The UI was fighting the user's intent. A single-line <input> box that submitted on Enter was preventing users from providing the detailed, multi-line answers the AI needed.

The Fix: Aligning the UI with User Intent

My solution was to re-align the UI to match the user's natural workflow. I implemented this by:

Replacing the single-line <input> with a multi-line, auto-resizing <textarea>.
Changing the submit event from "Enter" to "Ctrl+Enter" (or "Cmd+Enter").
Updating the placeholder text to teach this new, more deliberate interaction.

Product Decision Framework

Every technical decision was driven by a product-first mindset. Here are the critical trade-offs I navigated as both founder and PM.

B2C vs B2B

Decision: Build for tenants (B2C), not landlords (B2B).

Rationale: Landlords already have access to resources and legal advice. Tenants are the underserved market facing an information gap. This aligns with the mission of empowerment over profit.

Stateless by Design

Decision: 100% stateless—no server-side conversation memory.

Rationale: Tenancy issues are sensitive. Guaranteeing anonymity builds trust. Chat history is passed client-side, giving users full control while maintaining context.

Accuracy Over Speed

Decision: Accept a few hundred milliseconds of latency for guaranteed accuracy.

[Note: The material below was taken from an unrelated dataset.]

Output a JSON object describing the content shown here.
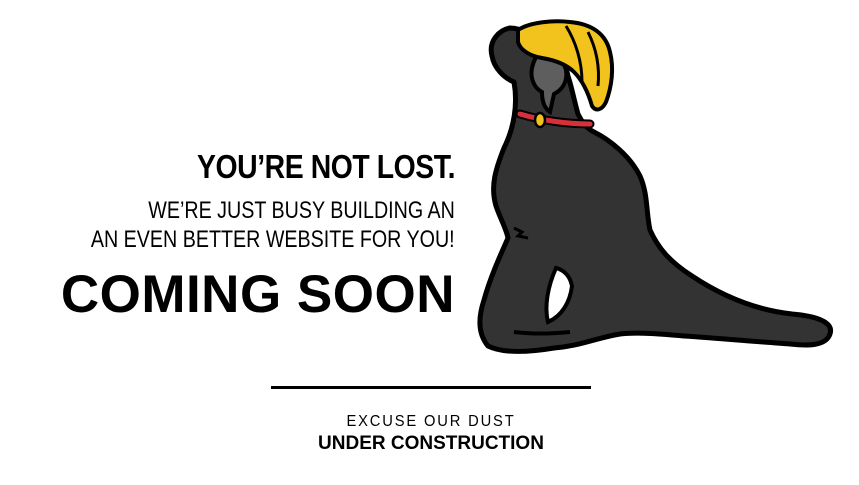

Rationale: For legal guidance, incorrect answers are worse than slow answers. The RAG pipeline ensures every response is grounded in verified sources.

Integrated Architecture

Decision: Single Supabase Edge Function + pgvector vs. multi-agent workflow + Pinecone.

Rationale: Fewer services = lower latency, lower cost, and fewer points of failure. Simplicity enables faster iteration and debugging.

The Job to be Done

"When I have a problem with my tenancy, help me understand my rights and confidently take the correct, formal next step... without me having to pay for a lawyer or spend hours reading dense legal documents."

— The "Frustrated Renter" persona

The Results & Impact

The tool quickly found its audience. By sharing the exact advice I pulled from the tool, I became a 'star contributor' on several large tenant and landlord Facebook groups. This grassroots adoption is a clear sign of Product-Market Fit.

50+ Daily Active Users

Achieved steady daily usage through organic, community-led growth with zero marketing spend.

Community Recognition

Became a trusted voice in the target community, validating the tool's accuracy and usefulness.

Future Roadmap

The current tool is just the beginning. I have a clear, three-pronged vision for the future, including a high-value multimodal feature and potential monetization paths.

The Contract Analyzer (Multimodal)
Allow users to upload tenancy agreements. The tool would use AI to highlight sketchy or unenforceable clauses, providing a critical service that would justify a monetization model to cover processing costs.
Solicitor Referral Network
Use the tool as a referral point to recommend solicitors for complex cases, creating a revenue stream via referral fees.
Charity & Council Integration
Partner with councils, support groups, and charities to integrate the tool into their websites, improving the user experience and helping tenants plan their next steps more effectively.